Am Ende flossen die Tränen. "Ich werde bald den Posten verlassen, den auszufüllen die Ehre meines Lebens war", sagte May vor gut einem Jahr vor der schwarzen Tür des Regierungssitzes 10 Downing Street in London. Am 24. Juli 2019 war dann Schluss. May musste ihrem Nachfolger Boris Johnson Platz machen. Bei ihrem Amtsantritt war sie oft mit der "Eisernen Lady", Margaret Thatcher, verglichen worden. Doch May war eher eine hölzerne Lady.

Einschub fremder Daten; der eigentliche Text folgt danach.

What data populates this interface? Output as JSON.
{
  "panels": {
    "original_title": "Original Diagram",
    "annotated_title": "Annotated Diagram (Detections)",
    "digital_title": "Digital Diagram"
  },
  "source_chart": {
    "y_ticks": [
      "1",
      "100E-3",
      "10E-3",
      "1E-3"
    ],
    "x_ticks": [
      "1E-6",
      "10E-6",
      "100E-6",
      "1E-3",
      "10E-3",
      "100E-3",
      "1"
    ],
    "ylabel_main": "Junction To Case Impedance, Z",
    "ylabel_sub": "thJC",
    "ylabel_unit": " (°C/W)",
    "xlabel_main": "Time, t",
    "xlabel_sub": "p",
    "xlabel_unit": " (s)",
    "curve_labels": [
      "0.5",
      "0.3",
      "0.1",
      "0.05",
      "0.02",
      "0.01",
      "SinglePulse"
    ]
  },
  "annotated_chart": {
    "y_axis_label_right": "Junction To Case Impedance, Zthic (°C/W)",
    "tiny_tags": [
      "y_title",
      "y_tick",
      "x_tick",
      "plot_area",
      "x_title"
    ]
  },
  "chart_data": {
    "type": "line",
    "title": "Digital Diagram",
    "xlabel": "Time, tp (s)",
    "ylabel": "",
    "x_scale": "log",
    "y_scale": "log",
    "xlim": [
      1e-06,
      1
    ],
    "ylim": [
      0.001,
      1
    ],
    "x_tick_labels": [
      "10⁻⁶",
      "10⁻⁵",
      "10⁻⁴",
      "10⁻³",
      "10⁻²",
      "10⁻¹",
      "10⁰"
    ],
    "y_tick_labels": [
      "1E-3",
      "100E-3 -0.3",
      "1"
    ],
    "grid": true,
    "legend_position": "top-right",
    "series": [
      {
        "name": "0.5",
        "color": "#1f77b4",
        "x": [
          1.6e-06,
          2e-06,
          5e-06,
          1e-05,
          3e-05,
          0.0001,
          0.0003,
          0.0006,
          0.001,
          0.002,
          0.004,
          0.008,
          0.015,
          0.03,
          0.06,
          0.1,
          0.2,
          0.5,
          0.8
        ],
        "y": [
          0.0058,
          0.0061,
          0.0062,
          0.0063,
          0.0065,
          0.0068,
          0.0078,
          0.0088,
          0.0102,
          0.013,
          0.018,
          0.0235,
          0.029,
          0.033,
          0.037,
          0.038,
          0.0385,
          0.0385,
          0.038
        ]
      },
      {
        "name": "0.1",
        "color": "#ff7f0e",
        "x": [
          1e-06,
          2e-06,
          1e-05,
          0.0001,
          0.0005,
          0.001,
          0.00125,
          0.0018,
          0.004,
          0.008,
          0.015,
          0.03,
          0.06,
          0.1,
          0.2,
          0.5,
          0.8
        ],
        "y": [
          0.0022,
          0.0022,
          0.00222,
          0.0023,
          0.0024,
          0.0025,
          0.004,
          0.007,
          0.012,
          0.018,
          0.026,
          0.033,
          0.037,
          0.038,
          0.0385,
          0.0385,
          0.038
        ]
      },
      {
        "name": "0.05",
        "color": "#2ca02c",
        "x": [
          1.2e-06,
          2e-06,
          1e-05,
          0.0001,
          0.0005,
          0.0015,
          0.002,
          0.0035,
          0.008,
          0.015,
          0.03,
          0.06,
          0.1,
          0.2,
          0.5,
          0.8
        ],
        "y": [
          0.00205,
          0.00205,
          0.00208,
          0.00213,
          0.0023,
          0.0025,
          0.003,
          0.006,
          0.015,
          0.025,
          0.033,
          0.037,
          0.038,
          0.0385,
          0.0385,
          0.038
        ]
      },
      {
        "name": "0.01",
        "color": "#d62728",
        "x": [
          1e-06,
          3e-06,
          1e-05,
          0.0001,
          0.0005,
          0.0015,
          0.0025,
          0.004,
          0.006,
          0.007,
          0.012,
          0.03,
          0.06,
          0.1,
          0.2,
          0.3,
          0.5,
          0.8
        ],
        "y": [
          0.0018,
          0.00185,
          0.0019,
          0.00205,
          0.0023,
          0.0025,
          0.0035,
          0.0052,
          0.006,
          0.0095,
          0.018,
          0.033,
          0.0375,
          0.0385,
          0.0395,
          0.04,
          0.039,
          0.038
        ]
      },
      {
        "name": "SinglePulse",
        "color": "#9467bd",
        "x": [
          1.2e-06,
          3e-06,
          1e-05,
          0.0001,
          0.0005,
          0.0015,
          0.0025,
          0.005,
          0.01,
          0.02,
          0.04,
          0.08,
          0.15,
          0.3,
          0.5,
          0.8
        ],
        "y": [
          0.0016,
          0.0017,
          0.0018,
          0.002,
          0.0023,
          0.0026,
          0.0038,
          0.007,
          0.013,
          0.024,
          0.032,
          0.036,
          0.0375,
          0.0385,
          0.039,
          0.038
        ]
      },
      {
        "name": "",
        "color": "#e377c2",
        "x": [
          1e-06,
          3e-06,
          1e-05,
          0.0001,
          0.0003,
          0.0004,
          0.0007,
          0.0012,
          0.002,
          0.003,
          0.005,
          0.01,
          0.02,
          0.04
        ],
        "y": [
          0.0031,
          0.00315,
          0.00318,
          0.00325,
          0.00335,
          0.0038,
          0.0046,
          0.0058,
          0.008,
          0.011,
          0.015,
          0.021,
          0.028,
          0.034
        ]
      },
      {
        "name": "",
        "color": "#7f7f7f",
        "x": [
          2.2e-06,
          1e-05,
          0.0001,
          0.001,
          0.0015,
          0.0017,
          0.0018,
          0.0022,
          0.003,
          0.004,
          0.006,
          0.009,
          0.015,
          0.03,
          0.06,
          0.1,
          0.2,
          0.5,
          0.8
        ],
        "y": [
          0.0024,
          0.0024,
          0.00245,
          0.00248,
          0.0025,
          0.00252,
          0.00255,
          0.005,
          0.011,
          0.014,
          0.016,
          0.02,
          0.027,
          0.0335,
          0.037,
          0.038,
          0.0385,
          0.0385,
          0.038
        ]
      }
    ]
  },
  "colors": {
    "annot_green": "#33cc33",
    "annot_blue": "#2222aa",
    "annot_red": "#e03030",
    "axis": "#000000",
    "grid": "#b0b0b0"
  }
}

Ihr steifes Auftreten und ihre gestanzten Phrasen brachten ihr Spitznamen wie "Maybot" ein, eine Mischung aus May und Roboter. Viel Spott gab es für ihre ungelenken Versuche, bei Besuchen in Afrika mit Tanzeinlagen eine gute Figur zu machen. Später nahm sie es mit Humor und tänzelte unbeholfen zu Abbas "Dancing Queen" bei einem Parteitag ans Rednerpult. Dabei war Tanzen nicht das einzige, was sie nicht konnte.
Sie war von ihrer Partei gewählt worden, um den EU-Austritt Großbritanniens aus der EU zu bewerkstelligen - doch sie scheiterte grandios. Viel zu spät hatte sie erkannt, dass sie die Hilfe der Opposition brauchte, um ihr Brexit-Abkommen durchs Parlament zu bringen. Eine vorgezogene Neuwahl im Sommer 2017 hatte ihre Situation deutlich verschlimmert - sie hatte sich als miserable Wahlkämpferin herausgestellt. Drei Mal wurde später "ihr" Abkommen vom Parlament abgeschmettert.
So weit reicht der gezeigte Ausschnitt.